Young people know this, or at least feel it, even as Washington continues to print money. Eventually, perhaps even before they have families of their own, they’ll get angry.

The new hit movies that will reflect their generational outrage might not be about the baby boomer undead and teenage zombie hunters. The evil ones could be the vampires of Wall Street or the stars of the smash hit “Demonic Winnebago Hippies.”

If you don’t think that’s a hot title, you don’t know your movies.

Falzone brought up a popular refrain of a bygone era, “Don’t trust anyone over 30,” a mantra of the ’60s that became difficult to obey as the baby boomers seized power that they’ll never willingly relinquish.

“In the ’60s and ’70s, if you were under 30, you were right, and if you were over 30, you were wrong,” Falzone said. “Back then, there was the ability to demonize a group.”

But Hollywood can’t do that anymore, Falzone said. The young aren’t buying movie tickets as they once did.

“They’re going to have to come up with stories that have more layers, and it won’t be about strictly demonizing those who aren’t their core audience,” Falzone said.

“So you will see generational conflict, but it should be handled in a positive way. That’s pop art, like Hollywood. And you know the rule of Hollywood: Make them feel good when they leave the theater.”

I suppose audiences will exit the theater still tasting the popcorn, and they’ll have their pride intact, until they look at their finances and their status.
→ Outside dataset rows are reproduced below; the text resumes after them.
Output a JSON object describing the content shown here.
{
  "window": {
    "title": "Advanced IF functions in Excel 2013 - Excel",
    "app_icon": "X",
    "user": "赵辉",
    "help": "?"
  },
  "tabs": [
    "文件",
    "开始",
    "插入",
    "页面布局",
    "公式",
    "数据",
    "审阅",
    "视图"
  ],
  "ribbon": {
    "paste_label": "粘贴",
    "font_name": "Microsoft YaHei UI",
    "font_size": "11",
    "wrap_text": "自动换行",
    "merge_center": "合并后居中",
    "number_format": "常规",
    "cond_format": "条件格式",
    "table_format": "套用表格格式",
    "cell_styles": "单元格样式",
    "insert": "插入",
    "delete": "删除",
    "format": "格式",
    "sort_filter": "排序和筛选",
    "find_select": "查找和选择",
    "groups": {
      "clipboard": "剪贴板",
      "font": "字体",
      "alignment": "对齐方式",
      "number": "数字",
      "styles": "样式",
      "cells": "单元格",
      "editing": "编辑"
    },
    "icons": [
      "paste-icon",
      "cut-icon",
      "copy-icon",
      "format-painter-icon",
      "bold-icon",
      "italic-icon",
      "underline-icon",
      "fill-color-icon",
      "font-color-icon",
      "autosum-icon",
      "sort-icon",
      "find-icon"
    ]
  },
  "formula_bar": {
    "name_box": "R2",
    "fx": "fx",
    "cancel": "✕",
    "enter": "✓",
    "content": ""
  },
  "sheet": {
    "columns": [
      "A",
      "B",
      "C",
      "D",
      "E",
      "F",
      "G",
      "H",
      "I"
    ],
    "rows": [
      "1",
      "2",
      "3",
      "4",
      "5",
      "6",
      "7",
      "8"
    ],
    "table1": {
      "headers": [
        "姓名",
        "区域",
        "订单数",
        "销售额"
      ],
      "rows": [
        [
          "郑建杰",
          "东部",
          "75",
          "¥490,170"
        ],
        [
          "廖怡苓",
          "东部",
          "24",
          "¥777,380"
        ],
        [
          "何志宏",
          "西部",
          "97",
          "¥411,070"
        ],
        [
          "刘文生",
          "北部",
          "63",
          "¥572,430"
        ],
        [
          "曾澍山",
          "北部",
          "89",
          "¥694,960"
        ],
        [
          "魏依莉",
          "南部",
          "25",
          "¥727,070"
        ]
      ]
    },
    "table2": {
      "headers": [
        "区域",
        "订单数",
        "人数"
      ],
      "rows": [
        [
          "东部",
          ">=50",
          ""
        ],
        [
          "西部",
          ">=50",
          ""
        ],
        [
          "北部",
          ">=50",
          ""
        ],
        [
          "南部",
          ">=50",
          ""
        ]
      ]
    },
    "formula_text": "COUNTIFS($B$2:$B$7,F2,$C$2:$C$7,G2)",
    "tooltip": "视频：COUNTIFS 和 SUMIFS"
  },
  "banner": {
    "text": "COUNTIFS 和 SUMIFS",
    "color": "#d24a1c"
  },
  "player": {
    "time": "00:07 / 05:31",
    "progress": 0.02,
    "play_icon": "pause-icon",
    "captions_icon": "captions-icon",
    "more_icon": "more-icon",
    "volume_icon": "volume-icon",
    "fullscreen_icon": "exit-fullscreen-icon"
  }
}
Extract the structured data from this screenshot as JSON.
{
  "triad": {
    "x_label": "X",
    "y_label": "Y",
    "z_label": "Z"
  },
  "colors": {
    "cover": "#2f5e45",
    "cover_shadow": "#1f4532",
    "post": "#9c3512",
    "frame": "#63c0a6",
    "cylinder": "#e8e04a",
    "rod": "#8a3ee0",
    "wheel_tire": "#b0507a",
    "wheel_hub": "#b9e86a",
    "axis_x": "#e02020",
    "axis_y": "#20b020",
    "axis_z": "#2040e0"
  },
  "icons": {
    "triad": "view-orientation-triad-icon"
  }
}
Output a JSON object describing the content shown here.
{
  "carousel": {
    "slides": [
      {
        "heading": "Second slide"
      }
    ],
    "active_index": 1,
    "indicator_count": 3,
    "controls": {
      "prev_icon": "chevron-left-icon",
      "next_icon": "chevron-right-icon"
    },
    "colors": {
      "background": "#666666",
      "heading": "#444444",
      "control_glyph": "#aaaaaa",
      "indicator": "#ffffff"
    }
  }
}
According to the U.S. Census Bureau, the poverty rate for people younger than 18 in 2012 was 21.8 percent. The poverty rate for people 18 to 64 was 13.7 percent. And only 9.1 percent of people 65 and older were living under the poverty line.

Less than 50 years ago, nearly 30 percent of America’s elderly lived below the poverty line. No more. They’ve switched places with the young, and the young don’t get it yet. But they will.

When that reality finally smacks young people in the mouth, they won’t care that some old geezer once filled them with hope and change. They’ll feel rightly betrayed.

Years ago, the fear was of overpopulation. The young (who are today’s geezers) were afraid that the oldsters had ruined the planet.

And so “Soylent Green” was made.

Old folks who lived past their prime were encouraged to join suicide cults. They didn’t even have to bother with awkward talk of death panels or withdrawal of medical care.

Instead, they went smiling into the beyond, with music and multimedia presentations of lovely meadows and lush fields, clean sunsets and mountains.

Then they were processed into tasty crackers called “Soylent Green” to feed the young.

“Soylent Green is people!” shrieked Charlton Heston. “It’s people!”

And it’s people who are devoured in “Geezer Zombies.” They just don’t know it yet.

John Kass is a columnist for the Chicago Tribune.